Key findings from the SMERGERS analysis:

●60% of businesses are raising capital for working capital, cash flow support, or operational continuity

●46% are seeking debt financing

● 40% are pursuing equity investment

● 14% are exploring a full or partial business sale

● 18% cited debt repayment or high interest burden as a primary transaction driver

The mandates reviewed span manufacturing, logistics, infrastructure, and services. A transformer manufacturer in Rajasthan is unable to execute an existing order book due to working capital constraints. A metal fabricator in Maharashtra is operating at 30% of installed capacity, with margins consumed by interest payments. An EPC company in Kerala is raising equity specifically to exit high-cost borrowing. A marine logistics firm is seeking capital to retire accumulated debt.

The stress is not isolated. India’s 7 crore MSMEs do far more than power nearly a third of the nation’s GDP. They serve as the true backbone of the economy, generating 46% of exports and securing livelihoods for 52% of the workforce. A 2024 Parliamentary Standing Committee report on MSMEs noted that access to timely and adequate finance remains the single largest constraint on SME growth, with a large share of businesses still dependent on informal credit at significantly higher costs. SMERGERS noted that financial stress is visible even among businesses that have taken the deliberate step of formally seeking capital through a structured platform, suggesting the problem runs considerably deeper across the broader SME population that has not.

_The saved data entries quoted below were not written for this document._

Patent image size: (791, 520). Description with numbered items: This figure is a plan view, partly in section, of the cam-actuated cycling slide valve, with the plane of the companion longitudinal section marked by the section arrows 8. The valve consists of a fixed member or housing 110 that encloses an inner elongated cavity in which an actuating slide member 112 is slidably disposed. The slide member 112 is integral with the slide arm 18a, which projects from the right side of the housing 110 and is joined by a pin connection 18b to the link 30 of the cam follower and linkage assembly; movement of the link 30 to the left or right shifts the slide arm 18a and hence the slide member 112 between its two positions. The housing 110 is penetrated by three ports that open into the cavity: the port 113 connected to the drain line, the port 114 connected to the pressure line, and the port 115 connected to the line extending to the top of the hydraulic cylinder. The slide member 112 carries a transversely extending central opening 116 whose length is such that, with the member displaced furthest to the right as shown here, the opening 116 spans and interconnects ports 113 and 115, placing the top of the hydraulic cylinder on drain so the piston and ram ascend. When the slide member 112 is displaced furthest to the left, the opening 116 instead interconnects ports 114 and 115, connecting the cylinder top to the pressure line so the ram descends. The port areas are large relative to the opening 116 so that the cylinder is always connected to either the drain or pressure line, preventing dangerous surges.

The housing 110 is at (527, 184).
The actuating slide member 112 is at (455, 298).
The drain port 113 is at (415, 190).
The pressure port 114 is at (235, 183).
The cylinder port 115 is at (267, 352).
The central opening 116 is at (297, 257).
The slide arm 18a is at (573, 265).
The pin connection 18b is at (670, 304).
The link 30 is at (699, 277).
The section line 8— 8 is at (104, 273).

The platform has also recorded growing investor interest in debt resolution and recovery services, a signal of a parallel market emerging around borrower stress within the ecosystem.

“Wider TReDS adoption, stronger credit guarantee frameworks, and continued directed lending for MSMEs are not radical asks. They are the baseline for keeping productive businesses productive,” added Devanath.

SMERGERS has over 23,000 business deals across 195 countries and 900+ industries. In 2025, new business transactions on the platform grew 11% year-on-year, with new investor registrations up 25%.